Hormone receptor-positive breast cancers respond favorably to subcutaneous testosterone combined with an aromatase inhibitor. However, the effect of testosterone combined with an aromatase inhibitor on tumor response to chemotherapy was unknown. This study investigated the effect of testosterone-letrozole implants on breast cancer tumor response before and during neoadjuvant chemotherapy.


A 51-year-old woman on testosterone replacement therapy was diagnosed with hormone receptor-positive invasive breast cancer. Six weeks before starting neoadjuvant chemotherapy, the patient was treated with subcutaneous testosterone-letrozole implants and instructed to follow a low-glycemic diet. Clinical status was followed. Tumor response to "testosterone-letrozole" and subsequently, "testosterone-letrozole with chemotherapy" was monitored using serial ultrasounds and calculating tumor volume. Response to therapy was determined by change in tumor volume. Cost of therapy was evaluated.

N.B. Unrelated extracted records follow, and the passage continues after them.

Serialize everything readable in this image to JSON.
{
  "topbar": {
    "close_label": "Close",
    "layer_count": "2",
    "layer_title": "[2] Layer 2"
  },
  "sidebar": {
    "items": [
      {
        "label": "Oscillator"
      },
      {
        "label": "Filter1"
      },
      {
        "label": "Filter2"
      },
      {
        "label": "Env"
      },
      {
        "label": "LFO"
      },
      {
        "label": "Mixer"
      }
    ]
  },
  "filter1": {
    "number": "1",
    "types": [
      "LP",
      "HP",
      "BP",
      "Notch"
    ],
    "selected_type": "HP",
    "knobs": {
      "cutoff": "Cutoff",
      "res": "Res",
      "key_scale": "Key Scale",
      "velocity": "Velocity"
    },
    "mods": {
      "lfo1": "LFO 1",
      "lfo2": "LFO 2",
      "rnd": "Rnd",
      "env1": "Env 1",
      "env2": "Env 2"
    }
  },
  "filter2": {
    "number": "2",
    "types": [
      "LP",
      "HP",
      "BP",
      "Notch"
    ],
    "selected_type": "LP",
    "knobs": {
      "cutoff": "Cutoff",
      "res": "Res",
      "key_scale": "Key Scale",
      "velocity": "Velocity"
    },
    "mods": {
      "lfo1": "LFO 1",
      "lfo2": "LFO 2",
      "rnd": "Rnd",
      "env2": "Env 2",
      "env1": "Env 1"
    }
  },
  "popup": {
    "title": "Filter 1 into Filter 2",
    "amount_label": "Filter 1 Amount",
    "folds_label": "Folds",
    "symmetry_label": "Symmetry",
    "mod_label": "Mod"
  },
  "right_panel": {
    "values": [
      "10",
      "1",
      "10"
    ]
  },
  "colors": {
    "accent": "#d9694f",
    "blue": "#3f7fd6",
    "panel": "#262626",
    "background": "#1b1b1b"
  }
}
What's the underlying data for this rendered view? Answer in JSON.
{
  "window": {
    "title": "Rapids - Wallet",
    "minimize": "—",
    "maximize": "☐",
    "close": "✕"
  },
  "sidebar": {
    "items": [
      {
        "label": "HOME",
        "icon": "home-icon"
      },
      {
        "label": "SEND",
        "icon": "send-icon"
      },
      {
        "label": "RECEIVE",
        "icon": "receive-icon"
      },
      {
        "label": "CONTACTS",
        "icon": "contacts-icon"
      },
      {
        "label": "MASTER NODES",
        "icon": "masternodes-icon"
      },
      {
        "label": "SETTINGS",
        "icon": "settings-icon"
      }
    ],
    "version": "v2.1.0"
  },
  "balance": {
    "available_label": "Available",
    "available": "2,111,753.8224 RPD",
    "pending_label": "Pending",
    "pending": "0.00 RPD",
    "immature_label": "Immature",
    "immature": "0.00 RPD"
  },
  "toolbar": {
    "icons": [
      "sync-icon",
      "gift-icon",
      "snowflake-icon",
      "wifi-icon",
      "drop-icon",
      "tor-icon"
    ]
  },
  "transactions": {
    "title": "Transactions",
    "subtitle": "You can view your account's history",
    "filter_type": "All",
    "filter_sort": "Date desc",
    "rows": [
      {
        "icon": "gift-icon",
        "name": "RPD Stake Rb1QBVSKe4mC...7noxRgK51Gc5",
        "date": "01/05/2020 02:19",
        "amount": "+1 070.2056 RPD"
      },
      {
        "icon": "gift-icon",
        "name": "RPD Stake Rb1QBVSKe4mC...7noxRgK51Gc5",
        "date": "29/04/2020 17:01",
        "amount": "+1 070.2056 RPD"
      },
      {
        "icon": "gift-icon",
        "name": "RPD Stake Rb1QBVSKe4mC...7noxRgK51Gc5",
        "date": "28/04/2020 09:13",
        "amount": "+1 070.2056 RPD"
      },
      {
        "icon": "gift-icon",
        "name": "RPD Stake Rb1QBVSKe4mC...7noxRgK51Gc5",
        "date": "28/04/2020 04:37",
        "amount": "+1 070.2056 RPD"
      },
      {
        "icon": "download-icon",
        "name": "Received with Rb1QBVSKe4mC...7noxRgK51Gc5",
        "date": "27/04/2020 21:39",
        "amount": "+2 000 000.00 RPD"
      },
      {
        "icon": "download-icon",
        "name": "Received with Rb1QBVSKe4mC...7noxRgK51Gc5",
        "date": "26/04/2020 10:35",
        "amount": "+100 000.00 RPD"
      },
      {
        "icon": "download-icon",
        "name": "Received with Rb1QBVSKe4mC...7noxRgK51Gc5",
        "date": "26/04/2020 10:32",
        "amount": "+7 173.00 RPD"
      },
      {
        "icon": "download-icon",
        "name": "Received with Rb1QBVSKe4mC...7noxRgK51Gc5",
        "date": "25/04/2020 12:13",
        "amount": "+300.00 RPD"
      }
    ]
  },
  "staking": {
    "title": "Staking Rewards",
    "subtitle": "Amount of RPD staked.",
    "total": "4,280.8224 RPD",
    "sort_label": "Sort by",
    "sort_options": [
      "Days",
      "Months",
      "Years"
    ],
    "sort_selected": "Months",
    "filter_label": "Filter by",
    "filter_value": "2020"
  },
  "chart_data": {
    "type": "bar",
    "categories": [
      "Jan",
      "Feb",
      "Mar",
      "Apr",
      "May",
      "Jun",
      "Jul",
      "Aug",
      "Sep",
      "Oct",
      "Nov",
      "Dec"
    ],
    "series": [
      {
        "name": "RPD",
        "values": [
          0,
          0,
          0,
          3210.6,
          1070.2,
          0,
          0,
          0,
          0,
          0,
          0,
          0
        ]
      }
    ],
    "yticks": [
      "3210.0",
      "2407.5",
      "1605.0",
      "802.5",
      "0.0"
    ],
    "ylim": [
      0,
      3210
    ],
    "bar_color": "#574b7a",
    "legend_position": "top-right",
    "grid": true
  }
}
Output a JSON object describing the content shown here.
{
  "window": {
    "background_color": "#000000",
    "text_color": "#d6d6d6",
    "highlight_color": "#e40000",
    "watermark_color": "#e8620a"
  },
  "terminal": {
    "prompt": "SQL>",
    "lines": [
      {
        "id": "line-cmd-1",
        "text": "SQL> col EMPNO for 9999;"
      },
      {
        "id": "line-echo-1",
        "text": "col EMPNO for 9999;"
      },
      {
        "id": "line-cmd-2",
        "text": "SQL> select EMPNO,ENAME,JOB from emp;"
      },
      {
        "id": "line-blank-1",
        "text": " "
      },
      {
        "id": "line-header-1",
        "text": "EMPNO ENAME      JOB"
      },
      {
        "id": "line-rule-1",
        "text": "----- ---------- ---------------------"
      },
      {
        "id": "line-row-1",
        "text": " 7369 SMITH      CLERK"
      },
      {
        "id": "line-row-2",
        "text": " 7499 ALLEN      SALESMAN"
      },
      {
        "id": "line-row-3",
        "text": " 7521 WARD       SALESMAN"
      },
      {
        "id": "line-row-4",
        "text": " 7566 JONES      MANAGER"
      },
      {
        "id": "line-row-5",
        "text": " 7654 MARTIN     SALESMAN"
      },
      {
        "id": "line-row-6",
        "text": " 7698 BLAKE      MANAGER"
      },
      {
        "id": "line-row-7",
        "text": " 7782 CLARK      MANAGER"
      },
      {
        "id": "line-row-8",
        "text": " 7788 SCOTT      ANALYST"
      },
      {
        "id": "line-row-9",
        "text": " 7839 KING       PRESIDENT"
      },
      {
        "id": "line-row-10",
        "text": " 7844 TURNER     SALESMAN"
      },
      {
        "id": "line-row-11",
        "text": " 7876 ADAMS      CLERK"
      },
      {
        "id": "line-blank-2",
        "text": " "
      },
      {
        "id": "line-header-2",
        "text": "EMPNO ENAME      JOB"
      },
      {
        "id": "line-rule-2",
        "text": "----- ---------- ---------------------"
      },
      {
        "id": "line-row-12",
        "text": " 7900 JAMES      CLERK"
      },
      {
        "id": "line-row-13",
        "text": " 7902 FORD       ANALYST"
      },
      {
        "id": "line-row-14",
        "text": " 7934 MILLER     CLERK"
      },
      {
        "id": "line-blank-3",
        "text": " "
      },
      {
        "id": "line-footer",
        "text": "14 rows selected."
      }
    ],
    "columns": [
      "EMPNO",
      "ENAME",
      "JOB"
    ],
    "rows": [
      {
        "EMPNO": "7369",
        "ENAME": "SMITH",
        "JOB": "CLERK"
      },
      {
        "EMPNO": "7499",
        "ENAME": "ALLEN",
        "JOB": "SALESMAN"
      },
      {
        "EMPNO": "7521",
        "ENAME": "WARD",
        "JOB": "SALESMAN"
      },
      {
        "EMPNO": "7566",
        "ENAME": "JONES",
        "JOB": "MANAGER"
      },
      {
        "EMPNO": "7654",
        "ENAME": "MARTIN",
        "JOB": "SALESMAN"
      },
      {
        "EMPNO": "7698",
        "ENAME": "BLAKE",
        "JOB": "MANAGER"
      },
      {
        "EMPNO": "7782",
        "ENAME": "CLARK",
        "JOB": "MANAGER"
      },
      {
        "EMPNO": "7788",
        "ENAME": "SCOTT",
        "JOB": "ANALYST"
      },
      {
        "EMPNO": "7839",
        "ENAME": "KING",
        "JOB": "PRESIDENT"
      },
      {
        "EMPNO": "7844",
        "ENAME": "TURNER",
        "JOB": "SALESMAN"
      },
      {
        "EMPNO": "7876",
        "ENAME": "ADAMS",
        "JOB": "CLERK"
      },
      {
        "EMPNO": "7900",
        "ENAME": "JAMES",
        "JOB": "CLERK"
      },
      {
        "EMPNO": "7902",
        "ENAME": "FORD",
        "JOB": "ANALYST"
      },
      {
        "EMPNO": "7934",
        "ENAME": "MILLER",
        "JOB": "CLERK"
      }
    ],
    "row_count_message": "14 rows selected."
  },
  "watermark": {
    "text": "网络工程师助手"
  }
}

There was a 43% reduction in tumor volume 41 days after the insertion of testosterone-letrozole implants, before starting chemotherapy. After the initiation of concurrent chemotherapy, the tumor responded at an increased rate, resulting in a complete pathologic response. Chemotherapy was tolerated. Blood counts and weight remained stable. There were no neurologic or cardiac complications from the chemotherapy. Cost of therapy is reported.


Subcutaneous testosterone-letrozole was an effective treatment for this patient's breast cancer and did not interfere with chemotherapy. This novel combination implant has the potential to prevent side effects from chemotherapy, improve quality of life, and warrants further investigation.